00h00 – Nascimento para uma existência imperceptível

01h00 – Descoberta dos primeiros sentidos (dolorosos)

02h00 – Engatinha emitindo sons pouco compreensíveis

03h00 – Inicia-se o adestramento de insignificância

04h00 – Aprende a armazenar desapontamentos

05h00 – Forçosamente é inserido à colônia parasítica

06h00 – Sofre os maus tratos que traçarão sua deformidade

07h00 – Perde qualquer doçura que jamais teve

08h00 – Segue-se o adestramento de insignificância (nível intermediário)

09h00 – Realiza cursos complementares de sadomasoquismo e submissão

10h00 – Conhece a larva que viverá ao seu lado pelos segundos que lhe restam

11h00 – Conclui o adestramento de insignificância (nível superior)

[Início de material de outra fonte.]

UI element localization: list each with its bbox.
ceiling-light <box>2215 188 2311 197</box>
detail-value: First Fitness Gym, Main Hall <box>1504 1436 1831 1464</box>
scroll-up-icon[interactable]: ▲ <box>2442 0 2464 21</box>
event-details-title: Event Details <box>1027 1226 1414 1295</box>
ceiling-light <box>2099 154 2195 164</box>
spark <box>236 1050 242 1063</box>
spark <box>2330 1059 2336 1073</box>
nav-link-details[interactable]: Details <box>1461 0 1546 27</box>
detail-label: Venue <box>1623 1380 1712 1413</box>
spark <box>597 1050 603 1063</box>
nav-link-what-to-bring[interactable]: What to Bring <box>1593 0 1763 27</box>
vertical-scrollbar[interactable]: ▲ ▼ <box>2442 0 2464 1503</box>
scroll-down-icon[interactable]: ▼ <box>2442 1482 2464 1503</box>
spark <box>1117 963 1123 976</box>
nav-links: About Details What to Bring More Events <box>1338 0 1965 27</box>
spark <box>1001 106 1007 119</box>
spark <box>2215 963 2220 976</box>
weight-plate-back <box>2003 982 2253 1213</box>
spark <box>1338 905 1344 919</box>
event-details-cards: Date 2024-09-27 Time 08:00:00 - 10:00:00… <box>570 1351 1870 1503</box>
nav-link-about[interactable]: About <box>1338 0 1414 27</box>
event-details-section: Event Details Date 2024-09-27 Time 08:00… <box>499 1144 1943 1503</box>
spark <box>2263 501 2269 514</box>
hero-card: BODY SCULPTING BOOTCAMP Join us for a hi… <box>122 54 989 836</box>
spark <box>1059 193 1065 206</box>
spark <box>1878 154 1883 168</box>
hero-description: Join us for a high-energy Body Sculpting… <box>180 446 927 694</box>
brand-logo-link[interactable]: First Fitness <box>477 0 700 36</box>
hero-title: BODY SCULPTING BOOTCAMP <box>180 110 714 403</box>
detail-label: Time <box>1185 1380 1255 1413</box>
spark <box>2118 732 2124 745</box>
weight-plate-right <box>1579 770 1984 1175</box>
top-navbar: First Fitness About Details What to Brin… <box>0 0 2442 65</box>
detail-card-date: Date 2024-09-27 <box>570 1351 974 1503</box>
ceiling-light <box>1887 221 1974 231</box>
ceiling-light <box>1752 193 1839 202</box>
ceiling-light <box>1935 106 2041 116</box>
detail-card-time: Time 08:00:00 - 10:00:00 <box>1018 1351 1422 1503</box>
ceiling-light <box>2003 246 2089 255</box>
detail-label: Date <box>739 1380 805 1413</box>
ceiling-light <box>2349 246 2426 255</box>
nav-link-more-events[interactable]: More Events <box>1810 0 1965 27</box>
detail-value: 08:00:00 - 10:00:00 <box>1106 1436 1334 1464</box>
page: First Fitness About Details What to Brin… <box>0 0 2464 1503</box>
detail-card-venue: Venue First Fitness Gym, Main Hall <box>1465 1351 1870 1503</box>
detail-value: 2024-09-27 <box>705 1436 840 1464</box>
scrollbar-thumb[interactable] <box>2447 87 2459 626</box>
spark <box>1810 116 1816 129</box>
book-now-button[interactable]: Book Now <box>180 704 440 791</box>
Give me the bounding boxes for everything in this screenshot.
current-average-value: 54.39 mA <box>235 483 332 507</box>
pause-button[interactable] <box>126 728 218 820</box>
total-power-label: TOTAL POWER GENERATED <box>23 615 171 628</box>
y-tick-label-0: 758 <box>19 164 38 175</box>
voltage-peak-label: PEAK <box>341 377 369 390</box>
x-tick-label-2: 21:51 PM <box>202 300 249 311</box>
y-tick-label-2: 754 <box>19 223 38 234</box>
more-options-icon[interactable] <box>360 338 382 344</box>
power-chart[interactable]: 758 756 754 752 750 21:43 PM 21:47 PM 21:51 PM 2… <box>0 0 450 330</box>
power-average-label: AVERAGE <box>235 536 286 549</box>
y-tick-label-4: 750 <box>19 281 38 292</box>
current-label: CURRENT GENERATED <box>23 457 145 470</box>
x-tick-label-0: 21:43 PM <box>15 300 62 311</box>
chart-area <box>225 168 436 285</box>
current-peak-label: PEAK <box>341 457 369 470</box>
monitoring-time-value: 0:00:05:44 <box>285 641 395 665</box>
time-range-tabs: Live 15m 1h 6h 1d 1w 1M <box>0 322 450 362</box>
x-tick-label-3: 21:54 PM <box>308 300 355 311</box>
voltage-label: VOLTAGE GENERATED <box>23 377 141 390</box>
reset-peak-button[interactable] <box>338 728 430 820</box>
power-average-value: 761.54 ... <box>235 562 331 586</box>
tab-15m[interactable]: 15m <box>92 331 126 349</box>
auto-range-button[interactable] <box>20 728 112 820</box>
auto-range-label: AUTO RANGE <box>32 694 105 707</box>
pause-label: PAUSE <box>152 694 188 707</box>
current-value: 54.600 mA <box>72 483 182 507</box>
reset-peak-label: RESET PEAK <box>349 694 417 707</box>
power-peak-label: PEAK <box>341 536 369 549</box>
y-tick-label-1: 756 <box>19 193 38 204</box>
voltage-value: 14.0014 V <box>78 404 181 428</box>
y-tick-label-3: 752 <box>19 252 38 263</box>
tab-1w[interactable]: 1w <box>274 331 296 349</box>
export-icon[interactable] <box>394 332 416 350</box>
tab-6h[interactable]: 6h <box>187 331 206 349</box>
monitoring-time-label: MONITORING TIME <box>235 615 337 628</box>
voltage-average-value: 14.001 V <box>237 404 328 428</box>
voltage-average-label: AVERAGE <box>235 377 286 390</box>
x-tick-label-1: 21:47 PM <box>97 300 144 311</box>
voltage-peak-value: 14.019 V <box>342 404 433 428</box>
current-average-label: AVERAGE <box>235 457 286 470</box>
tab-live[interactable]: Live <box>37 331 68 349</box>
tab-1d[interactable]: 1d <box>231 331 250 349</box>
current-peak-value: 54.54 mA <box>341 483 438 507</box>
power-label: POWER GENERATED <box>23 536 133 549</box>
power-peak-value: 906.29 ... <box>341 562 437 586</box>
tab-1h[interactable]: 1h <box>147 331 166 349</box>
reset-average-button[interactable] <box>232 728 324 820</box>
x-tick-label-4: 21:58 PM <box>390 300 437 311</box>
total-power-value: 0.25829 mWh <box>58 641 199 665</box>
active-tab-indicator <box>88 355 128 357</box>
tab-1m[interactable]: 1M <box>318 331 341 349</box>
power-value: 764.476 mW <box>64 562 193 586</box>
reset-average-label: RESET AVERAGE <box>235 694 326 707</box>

12h00 – Horário reservado para a única refeição que fará

13h00 – Forçosamente é inserido à colônia parasítica profissional

14h00 – Procria com o desígnio de dar continuidade ao sistema vigente

15h00 – Festa das quinze horas vividas de um verme (se for abastado)

16h00 – Desenvolve-se em sua abreviada e meteórica carreira parasítica

17h00 – Destrói a abreviada existência imperceptível de outros vermes (ônus)

18h00 – Recebe o retorno frutífero por 240 minutos de dedicação (bônus)

19h00 – Forçosamente é extraído da colônia parasítica profissional

20h00 – Reflete sobre os danos, prejuízos, lesões, estragos e avarias sofridas

21h00 – Aprende artesanato (devaneio que deslumbrava na fase juvenil)

22h00 – Adoece sem amparo do estado maior ou seguro previdenciário

23h00 – Morre desejando nunca ter existido

24h00 – Obtém sua Redenção (ato ou efeito de se redimir)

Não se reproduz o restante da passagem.